As Moses’s successor named Joshua found out when he was by the city Jericho and encountered the commander of the army of the Lord—Who some think was the pre-incarnate Christ, and others think was the Archangel Michael—the question is not whether the Lord is for us or for our enemies but the question is whether we are with the Lord (Joshua 5:13-15; confer Brighton, ad loc Revelation 12:7, p.322). With the Lord, we have victory and ultimately peace in the cosmic war between good and evil, as we wrestle not against flesh and blood, but against the rulers, against the authorities, against the cosmic powers over this present darkness, against the spiritual forces of evil in the heavenly places (Ephesians 6:12). We may think that we are outnumbered, but those who are with us are more than those who are with them (2 Kings 6:16). The gates of hell do not prevail against the Church, but the Church prevails against the forces of hell (Matthew 16:18). The Lord knows how to rescue the godly from trials (2 Peter 2:4-10), and He can and will deliver us in His way and in His time. Ultimately, the Lord Himself will descend from heaven with a cry of command, with the voice of an archangel—whether Michael, Gabriel, Raphael, or Uriel (confer Reed, 566)—and with the sound of the trumpet of God. And, the dead will rise, and those in Christ, living and resurrected, will meet and always be with the Lord (1 Thessalonians 4:16‑17).

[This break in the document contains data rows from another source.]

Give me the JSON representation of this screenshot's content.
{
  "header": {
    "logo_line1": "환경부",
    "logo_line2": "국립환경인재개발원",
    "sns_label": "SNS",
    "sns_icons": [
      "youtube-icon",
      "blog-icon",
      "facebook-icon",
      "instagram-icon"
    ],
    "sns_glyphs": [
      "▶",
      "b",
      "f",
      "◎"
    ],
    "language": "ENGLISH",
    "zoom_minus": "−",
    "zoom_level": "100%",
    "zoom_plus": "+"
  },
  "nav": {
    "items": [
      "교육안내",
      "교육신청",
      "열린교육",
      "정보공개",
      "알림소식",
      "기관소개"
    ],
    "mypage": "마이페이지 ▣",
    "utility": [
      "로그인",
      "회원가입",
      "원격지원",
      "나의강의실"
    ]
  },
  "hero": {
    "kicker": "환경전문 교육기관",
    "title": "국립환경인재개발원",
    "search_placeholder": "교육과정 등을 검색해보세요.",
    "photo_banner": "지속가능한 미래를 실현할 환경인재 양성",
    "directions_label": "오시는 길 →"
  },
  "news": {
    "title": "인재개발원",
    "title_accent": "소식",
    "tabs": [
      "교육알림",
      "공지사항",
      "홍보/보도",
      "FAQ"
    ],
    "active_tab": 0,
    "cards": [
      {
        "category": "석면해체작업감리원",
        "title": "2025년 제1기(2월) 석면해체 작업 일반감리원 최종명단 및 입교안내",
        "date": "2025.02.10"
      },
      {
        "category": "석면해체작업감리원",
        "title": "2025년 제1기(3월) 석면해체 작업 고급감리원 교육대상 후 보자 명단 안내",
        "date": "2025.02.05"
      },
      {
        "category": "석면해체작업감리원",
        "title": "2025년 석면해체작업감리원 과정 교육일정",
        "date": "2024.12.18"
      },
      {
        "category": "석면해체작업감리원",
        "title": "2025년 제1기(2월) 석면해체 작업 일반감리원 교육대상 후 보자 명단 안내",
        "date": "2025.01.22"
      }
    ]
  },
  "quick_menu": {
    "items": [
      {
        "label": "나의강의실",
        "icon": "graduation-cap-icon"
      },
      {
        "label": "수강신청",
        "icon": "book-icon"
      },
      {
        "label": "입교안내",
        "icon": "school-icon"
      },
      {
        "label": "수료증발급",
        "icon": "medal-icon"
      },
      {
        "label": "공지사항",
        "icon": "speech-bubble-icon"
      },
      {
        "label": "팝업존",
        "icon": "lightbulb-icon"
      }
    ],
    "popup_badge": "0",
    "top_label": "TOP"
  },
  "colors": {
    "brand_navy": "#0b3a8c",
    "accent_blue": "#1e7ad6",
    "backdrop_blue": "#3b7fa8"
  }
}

That ultimate victory and peace in the cosmic war between good and evil is what matters, not a box office bonanza or record high video-game score. The has established His throne in the heavens, and His kingdom rules over all. The Lord’s angels, the mighty ones who do His Word, obeying the voice of His Word, bless the Lord. All the Lord’s host, His ministers who do His will, bless the Lord. All the Lord’s works, in all places of His dominion, bless the Lord. You and I, now and for eternity, bless the Lord! (Psalm 130:19-22.)

Amen.

The peace of God, which passes all understanding, keep your hearts and minds in Christ Jesus. Amen.